# Forum Argomenti di discussione Altri argomenti  Acquisto immobile srl

## Tasselhoof

Salve a tutti, 
se una srl (società di servizi) volesse comprare un immobile da un privato, quali peculiarità comporta questa operazione sia sotto il profilo degli adempimenti fiscali che contabili? 
Grazie!

----------


## danilo sciuto

> Salve a tutti, 
> se una srl (società di servizi) volesse comprare un immobile da un privato, quali peculiarità comporta questa operazione sia sotto il profilo degli adempimenti fiscali che contabili? 
> Grazie!

  La prima che mi viene in mente è che non ci sarà la fattura.

----------


## Tasselhoof

> La prima che mi viene in mente è che non ci sarà la fattura.

  Mi rendo conto che la domanda è un pò generica, cercherò di essere più preciso: la srl intende acquistare un'immobile strumentale per destinazione (ossia risulta accatastato come abitazione).
Credo che gli adempimenti dell'acquisto sono quelli soliti: atto notarile, pagamento imposte catastali, ipotecarie e di registro, manca qualcosa?
Successivamente l'immobile viene iscritto tra le attività della società ed ammortizzato annualmente.

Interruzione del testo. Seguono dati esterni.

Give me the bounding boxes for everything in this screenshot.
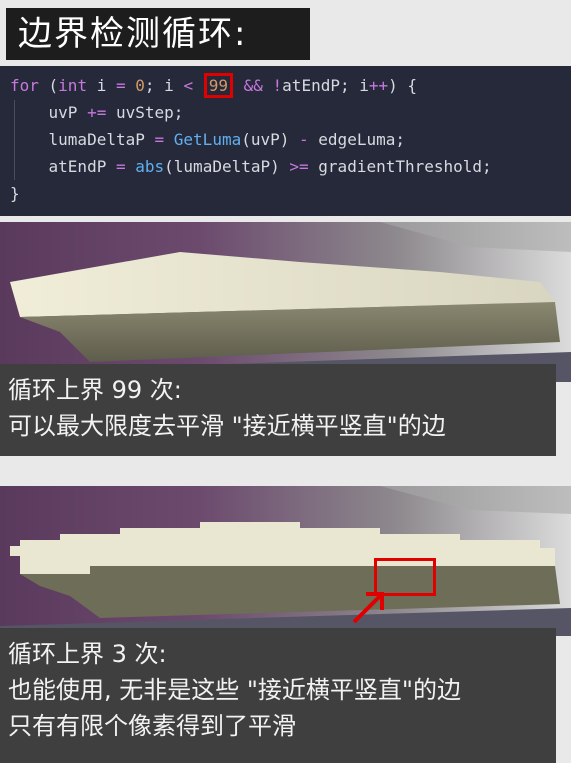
caption-99-line-1: 循环上界 99 次: [8,376,182,404]
arrow-icon [352,592,384,624]
code-line-5: } [10,184,20,203]
page-title: 边界检测循环: [6,8,310,60]
caption-99: 循环上界 99 次: 可以最大限度去平滑 "接近横平竖直"的边 [0,364,556,456]
render-image-3 [0,486,571,636]
render-99-iterations [0,222,571,382]
caption-3-line-2: 也能使用, 无非是这些 "接近横平竖直"的边 [8,676,461,704]
caption-99-line-2: 可以最大限度去平滑 "接近横平竖直"的边 [8,412,446,440]
code-line-1: for (int i = 0; i < 99 && !atEndP; i++) … [10,73,417,98]
code-line-2: uvP += uvStep; [10,103,184,122]
render-image-99 [0,222,571,382]
code-line-4: atEndP = abs(lumaDeltaP) >= gradientThre… [10,157,492,176]
code-line-3: lumaDeltaP = GetLuma(uvP) - edgeLuma; [10,130,405,149]
caption-3: 循环上界 3 次: 也能使用, 无非是这些 "接近横平竖直"的边 只有有限个像素… [0,628,556,763]
loop-limit-highlight: 99 [203,73,233,98]
caption-3-line-3: 只有有限个像素得到了平滑 [8,712,296,740]
code-block: for (int i = 0; i < 99 && !atEndP; i++) … [0,66,571,216]
render-3-iterations [0,486,571,636]
caption-3-line-1: 循环上界 3 次: [8,640,167,668]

Se la società ha già una sede, l'acquisto di questo immobile richiede l'apertura di una nuova sede locale presso la Camera di Commercio?
Specificato questo  (sono ben accette correzioni!) ci sono altri adempimenti o problematiche da affrontare? 
Grazie mille!!

----------


## danilo sciuto

Dipende dall'utilizzo che viene fatto dell'immobile .... 
Non mi vengono in mente altri adempimenti o problematiche. 
ciao

----------